Dehidrasyon hızlı bir süreçtir, idrarınızın rengini kontrol etmeyi unutmayın. Bu, su depolarınızın ne kadar dolu olduğunu belirlemek için temel ölçüttür. Su, ama hangisi? Kaliteli bir su seçmeniz gerektiği açık. Çeşmelerden akan su dikkatlice analiz edilse de içindeki maddeler bölgeden bölgeye değişiklik gösterir ve nitrat içeriğinin test edilmesinde fayda vardır. Bu konuda doktorunuza başvurabilirsiniz. Her durumda çeşme suyunu içmeden önce musluktan gelen suyu birkaç dakika kadar akıtın. Ya da herhangi bir risk almamak için şişelenmiş sulardan tüketin. Gazsız (baloncuklar şişkinlik yapabilir) veya sodyum içeriği düşük, az mineralli suları tercih edin. Ancak yediklerinizle bu minerallerden yeterince alamıyorsanız doktorunuz kalsiyum ve magnezyum içeriği yüksek sular tüketmenizi tavsiye edebilir. Su içtiğiniz şişeyi başkalarıyla paylaşmayın ve bakteri bulaşma riskine karşı açtığınız şişeleri gün içerisinde bitirin.

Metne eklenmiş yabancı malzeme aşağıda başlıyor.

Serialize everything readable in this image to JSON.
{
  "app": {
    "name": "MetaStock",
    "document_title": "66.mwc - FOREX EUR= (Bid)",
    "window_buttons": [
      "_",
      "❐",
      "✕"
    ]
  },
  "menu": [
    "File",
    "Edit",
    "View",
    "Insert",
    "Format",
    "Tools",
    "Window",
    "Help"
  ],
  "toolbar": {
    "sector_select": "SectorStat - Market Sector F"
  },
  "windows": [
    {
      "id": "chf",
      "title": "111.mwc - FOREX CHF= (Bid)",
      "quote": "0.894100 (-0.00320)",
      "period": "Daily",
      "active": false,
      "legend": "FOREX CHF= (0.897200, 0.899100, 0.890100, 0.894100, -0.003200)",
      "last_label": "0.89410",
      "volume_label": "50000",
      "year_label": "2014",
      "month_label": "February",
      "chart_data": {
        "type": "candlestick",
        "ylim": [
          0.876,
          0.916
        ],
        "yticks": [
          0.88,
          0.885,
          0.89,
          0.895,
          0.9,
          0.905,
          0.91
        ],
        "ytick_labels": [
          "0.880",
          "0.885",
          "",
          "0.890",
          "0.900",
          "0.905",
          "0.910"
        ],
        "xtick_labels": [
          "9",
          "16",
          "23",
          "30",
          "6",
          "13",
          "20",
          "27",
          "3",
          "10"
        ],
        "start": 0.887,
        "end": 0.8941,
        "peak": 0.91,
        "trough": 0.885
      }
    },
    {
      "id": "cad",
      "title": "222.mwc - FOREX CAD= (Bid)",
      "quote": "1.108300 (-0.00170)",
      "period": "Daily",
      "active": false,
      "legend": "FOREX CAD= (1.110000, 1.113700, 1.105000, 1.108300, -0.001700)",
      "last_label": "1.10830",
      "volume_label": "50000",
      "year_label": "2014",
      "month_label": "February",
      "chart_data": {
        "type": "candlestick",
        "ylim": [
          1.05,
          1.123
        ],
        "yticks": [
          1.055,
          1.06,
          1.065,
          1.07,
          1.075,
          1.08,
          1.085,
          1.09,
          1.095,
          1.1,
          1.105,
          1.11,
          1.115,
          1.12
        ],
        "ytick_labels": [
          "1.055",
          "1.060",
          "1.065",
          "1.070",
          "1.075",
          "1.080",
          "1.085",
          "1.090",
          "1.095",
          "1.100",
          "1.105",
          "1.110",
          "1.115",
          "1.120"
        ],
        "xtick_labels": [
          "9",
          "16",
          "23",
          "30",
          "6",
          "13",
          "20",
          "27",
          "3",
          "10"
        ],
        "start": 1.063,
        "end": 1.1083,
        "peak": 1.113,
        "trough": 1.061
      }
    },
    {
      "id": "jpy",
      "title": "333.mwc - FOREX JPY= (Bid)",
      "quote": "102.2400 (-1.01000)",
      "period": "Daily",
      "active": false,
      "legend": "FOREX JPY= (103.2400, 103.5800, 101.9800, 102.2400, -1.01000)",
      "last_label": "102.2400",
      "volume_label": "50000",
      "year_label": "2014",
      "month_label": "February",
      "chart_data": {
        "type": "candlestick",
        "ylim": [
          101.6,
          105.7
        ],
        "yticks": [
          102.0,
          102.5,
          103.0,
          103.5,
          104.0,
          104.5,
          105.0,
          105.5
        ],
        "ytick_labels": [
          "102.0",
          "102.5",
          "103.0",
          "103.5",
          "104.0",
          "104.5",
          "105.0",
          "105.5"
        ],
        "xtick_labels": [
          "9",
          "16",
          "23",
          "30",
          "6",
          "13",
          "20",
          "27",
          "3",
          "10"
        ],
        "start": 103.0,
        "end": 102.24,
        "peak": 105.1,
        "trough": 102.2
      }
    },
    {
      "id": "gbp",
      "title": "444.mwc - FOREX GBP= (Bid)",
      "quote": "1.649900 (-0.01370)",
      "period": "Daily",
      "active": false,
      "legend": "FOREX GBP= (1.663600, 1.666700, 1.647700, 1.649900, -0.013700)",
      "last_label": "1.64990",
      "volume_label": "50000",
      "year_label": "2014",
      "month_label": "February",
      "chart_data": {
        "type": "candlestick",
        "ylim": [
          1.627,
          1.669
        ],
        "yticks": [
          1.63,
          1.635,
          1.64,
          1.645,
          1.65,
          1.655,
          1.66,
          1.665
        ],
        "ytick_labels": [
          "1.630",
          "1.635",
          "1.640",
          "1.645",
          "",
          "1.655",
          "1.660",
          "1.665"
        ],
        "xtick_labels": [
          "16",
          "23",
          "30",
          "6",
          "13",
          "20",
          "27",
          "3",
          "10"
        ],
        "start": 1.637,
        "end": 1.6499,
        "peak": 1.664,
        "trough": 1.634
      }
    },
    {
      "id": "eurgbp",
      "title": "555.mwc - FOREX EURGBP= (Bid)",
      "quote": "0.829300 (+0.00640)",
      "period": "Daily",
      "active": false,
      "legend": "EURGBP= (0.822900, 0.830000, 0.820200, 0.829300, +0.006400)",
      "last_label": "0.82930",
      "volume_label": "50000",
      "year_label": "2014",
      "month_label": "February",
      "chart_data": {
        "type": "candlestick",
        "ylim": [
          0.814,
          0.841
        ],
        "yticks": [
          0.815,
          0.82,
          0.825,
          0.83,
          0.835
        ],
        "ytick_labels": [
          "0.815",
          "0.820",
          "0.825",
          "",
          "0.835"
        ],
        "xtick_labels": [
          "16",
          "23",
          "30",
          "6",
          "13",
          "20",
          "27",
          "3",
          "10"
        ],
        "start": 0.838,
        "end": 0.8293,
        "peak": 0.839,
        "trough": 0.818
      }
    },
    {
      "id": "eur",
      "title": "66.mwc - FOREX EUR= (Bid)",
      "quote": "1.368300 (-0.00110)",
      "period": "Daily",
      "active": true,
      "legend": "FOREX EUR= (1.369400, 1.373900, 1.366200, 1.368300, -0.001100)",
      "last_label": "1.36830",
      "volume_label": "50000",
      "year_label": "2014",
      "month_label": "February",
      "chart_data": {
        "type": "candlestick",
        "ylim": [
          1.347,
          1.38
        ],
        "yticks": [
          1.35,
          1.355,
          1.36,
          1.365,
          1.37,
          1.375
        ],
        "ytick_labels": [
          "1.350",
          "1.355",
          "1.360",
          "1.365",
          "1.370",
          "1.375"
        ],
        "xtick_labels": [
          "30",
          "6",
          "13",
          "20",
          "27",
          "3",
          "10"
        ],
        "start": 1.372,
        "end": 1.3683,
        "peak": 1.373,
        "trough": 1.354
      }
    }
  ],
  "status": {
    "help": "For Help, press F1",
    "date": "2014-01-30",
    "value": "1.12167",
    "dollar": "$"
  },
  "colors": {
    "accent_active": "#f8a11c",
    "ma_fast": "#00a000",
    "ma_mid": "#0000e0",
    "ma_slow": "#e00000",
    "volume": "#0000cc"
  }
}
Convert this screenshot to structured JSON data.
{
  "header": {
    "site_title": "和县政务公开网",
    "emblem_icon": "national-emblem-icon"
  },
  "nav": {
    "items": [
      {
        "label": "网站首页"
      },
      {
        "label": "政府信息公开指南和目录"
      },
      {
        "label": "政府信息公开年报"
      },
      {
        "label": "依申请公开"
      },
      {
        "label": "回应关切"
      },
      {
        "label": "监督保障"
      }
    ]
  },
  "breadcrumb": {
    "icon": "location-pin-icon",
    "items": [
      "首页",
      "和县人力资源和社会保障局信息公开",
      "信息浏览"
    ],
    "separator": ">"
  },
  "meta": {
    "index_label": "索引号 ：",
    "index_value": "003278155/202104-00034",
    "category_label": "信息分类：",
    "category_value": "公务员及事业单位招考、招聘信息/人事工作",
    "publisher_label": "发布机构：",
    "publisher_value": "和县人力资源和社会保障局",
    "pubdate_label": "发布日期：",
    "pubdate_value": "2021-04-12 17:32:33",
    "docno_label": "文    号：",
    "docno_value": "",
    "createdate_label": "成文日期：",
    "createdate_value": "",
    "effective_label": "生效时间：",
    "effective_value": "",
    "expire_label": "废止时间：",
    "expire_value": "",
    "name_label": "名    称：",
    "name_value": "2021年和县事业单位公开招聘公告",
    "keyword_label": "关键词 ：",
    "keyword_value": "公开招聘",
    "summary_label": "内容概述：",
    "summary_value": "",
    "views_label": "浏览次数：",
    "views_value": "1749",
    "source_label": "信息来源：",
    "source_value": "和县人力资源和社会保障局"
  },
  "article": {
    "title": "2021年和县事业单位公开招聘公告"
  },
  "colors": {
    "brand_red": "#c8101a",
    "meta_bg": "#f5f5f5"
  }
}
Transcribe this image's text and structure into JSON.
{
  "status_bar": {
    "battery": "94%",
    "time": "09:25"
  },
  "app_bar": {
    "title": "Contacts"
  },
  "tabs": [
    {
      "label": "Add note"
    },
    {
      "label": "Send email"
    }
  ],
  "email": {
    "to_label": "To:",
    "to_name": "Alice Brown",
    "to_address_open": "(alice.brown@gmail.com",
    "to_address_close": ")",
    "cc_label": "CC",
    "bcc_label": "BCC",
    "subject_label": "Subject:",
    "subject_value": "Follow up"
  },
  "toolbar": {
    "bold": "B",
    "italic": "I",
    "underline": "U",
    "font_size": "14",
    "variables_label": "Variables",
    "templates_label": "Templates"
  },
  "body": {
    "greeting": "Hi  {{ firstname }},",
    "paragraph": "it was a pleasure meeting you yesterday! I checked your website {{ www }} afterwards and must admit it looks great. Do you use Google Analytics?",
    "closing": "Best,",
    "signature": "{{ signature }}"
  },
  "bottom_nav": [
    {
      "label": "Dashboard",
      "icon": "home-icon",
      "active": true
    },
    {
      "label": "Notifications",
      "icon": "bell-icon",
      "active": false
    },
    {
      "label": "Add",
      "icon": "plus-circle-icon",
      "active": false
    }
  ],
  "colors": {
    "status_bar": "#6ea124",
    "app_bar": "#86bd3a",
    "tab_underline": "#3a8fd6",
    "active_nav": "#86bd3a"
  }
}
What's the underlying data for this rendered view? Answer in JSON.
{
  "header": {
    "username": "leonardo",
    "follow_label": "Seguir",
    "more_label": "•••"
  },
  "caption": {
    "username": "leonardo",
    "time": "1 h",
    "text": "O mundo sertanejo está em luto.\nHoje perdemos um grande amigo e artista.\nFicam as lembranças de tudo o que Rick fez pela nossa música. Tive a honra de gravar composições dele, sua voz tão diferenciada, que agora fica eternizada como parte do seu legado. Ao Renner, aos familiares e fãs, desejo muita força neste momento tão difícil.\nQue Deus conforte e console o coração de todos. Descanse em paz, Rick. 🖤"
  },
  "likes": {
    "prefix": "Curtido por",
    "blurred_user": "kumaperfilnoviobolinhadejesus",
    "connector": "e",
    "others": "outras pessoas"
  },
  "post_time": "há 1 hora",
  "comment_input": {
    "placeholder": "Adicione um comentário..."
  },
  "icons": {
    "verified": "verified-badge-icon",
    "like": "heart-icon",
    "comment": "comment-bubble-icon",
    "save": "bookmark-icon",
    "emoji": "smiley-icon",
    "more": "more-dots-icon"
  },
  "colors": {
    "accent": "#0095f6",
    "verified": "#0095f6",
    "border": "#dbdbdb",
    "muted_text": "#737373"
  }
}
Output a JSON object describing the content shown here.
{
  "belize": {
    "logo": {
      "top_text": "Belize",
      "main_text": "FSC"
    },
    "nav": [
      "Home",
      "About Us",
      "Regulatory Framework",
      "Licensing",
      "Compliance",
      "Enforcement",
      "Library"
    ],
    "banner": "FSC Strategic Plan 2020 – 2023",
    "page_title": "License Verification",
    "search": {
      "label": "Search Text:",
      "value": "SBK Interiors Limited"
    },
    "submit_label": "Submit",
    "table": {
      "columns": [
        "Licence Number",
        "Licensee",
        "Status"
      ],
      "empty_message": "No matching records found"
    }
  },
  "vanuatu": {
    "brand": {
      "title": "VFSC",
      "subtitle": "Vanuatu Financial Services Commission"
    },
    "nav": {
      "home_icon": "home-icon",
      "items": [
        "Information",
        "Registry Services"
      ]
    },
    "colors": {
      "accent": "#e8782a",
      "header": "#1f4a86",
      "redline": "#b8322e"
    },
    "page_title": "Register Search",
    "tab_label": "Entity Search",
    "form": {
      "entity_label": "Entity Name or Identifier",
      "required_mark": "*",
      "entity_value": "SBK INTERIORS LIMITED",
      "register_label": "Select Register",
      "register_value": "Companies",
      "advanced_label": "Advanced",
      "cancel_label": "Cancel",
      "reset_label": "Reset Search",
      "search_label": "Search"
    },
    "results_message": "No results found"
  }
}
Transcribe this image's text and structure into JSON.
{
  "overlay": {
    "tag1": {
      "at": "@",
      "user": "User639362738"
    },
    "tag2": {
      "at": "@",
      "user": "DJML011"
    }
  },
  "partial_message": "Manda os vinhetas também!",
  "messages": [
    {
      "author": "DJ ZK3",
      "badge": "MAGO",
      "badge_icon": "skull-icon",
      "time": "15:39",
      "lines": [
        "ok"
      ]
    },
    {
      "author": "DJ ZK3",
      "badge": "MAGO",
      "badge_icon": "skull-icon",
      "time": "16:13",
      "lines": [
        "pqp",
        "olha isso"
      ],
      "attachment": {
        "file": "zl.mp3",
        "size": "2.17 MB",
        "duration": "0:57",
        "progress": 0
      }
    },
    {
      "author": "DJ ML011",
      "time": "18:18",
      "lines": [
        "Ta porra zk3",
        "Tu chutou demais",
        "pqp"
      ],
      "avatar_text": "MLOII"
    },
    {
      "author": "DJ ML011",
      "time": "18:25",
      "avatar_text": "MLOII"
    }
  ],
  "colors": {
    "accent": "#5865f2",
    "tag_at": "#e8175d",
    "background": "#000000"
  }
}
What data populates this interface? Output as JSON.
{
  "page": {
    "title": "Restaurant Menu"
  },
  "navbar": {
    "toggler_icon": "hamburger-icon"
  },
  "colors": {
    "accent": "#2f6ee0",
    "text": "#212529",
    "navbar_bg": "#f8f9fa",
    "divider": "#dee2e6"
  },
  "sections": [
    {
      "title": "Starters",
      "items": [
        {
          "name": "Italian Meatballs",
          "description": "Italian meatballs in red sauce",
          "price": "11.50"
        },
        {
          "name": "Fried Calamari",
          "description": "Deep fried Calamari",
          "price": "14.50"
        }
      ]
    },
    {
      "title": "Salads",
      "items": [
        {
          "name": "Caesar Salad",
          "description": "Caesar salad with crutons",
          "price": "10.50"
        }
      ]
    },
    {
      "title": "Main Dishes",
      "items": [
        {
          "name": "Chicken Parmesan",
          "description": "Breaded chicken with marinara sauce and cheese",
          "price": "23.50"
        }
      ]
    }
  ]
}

Hava sıcak olduğunda soğuk içecekler çekici gelebilir. Ancak bu bir hatadır. Vücut sıcaklığınız 37,5°C iken buz gibi bir bardak su içmek vücudunuzu zorlar çünkü bu suyun kullanılmadan önce ekstra kalori yakılarak ısıtılması gerekir. Çok soğuk bir bardak su susuzluğunuzu geçirse de aslında sizi yeterince ferahlattığı söylenemez. Soğuk içecekler, son olarak sindirim sistemi ağrılarına neden olur. O zaman içeceğimiz suyun sıcaklığı ne olmalı? 18°C.
Yemekler de su içerir... Su ihtiyacımızı yemeklerden de karşılarız. Meyve ve sebzelerin ortalama %90'ı sudur. Kural olarak, günde 500 g sebze ve 300 g meyve tüketmek yarım litre su içmeye denktir. Sütlü içecekler ve süt ürünleri de %50 ilâ 80 oranında su içerdiğinden iyi birer su kaynağıdır. Sonuç olarak, doğru bir diyet su kaybınızı dengeleyebilir ancak hiçbir zaman suyun yerini alamaz! Eğer su içmek hoşunuza gitmiyorsa bitki çaylarını tercih edebilirsiniz.